Réalisé par la direction générale de l’administration et de la fonction publique (DGAFP), le rapport est composé de deux parties. La première « présente les différentes politiques publiques de ressources humaines participant à la lutte contre les discriminations et favorisant la diversité, des retours d’expérience provenant des trois versants de la fonction publique et des éléments statistiques » sur le sujet. La seconde « est constituée de la contribution du Défenseur des droits, qui présente son analyse de la nature et des mécanismes de discrimination dans la fonction publique, ainsi que ses recommandations ».

Parmi les politiques publiques étudiées dans le rapport, sont notamment évoquées, le plan national de lutte contre le racisme et l’antisémitisme 2018-2020(3), un bilan des dix ans du dispositif « Label Diversité »(4) qui permet aux structures publiques et privées de prévenir les discriminations et de favoriser la diversité en leur sein, ou encore le dispositif dit Parcours d’accès aux carrières de la fonction publique territoriale, hospitalière et de l’Etat (PACTE)(5) et le contrat PrAB (Préparation aux concours de catégorie A et B)(6) grâce auquel des agents contractuels peuvent bénéficier d’une formation de préparation au concours correspondant à l’emploi qu’ils occupent.

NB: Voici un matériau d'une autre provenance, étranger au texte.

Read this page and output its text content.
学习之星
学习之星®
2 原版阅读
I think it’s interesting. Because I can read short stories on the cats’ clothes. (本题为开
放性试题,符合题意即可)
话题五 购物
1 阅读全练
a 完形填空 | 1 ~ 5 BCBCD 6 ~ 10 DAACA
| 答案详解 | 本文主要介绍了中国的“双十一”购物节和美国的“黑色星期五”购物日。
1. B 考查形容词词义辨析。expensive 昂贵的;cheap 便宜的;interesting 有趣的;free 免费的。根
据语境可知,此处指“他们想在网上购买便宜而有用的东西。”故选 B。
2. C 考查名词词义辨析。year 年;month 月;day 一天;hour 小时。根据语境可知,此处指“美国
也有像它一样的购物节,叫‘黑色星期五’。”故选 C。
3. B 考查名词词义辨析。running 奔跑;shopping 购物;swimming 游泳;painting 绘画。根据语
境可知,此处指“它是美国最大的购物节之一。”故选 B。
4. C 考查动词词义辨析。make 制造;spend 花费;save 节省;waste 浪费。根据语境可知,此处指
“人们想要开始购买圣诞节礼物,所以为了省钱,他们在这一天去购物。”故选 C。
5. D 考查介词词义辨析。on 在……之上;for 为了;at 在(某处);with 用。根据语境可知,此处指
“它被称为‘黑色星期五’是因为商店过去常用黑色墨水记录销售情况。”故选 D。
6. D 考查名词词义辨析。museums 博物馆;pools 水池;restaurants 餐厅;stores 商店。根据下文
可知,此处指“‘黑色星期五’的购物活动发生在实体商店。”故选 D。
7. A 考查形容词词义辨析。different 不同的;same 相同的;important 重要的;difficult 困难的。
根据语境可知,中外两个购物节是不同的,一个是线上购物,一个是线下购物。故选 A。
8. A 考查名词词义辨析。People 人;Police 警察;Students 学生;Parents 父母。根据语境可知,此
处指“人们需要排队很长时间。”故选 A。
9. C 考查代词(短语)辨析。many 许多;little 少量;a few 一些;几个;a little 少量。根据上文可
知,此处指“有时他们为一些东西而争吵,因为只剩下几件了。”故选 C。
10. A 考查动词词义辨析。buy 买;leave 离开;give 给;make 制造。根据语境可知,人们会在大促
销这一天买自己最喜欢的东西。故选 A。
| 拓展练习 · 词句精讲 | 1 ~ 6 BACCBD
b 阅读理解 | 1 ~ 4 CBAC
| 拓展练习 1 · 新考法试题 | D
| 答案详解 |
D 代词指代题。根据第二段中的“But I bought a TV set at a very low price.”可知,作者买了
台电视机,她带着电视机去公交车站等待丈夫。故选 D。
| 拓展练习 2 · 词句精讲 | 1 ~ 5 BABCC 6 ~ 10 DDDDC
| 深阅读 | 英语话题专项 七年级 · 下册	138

La seconde partie du rapport présente et analyse différentes données collectées par le Défenseur des droits. Son objectif est notamment « de porter à la connaissance des employeuses et employeurs publics et des organisations syndicales les informations mettant à jour l’importance et la nature des discriminations dans la fonction publique ». A ce titre est rappelée l’importance d’indicateurs et de données chiffrées pour disposer d’informations pertinentes sur les situations de discriminations dans la fonction publique. Sont notamment analysées les différentes discriminations subies par les agents, à l’embauche, ou selon l’origine, le sexe ou le handicap. Le rapport présente également un bilan des saisines et décisions du Défenseur des droits relatives aux discriminations dans la fonction publique (sur des situations de harcèlement discriminatoire à raison de la grossesse, de non-renouvellement de CDD en raison de l’état de grossesse ou encore de refus d’une promotion à un agent en situation de handicap).

Le rapport contient également des recommandations du Défenseur des droits adressées aux trois fonctions publiques « pour promouvoir concrètement l’égalité » en leur sein. Il est notamment préconisé de « former le personnel et les personnes clés sur les enjeux d’inclusion », de « prévenir les risques de discriminations  », d’agir en faveur de l’égalité salariale dans la fonction publique ou encore d’accompagner la libération de la parole dans les cas de harcèlement sexuel.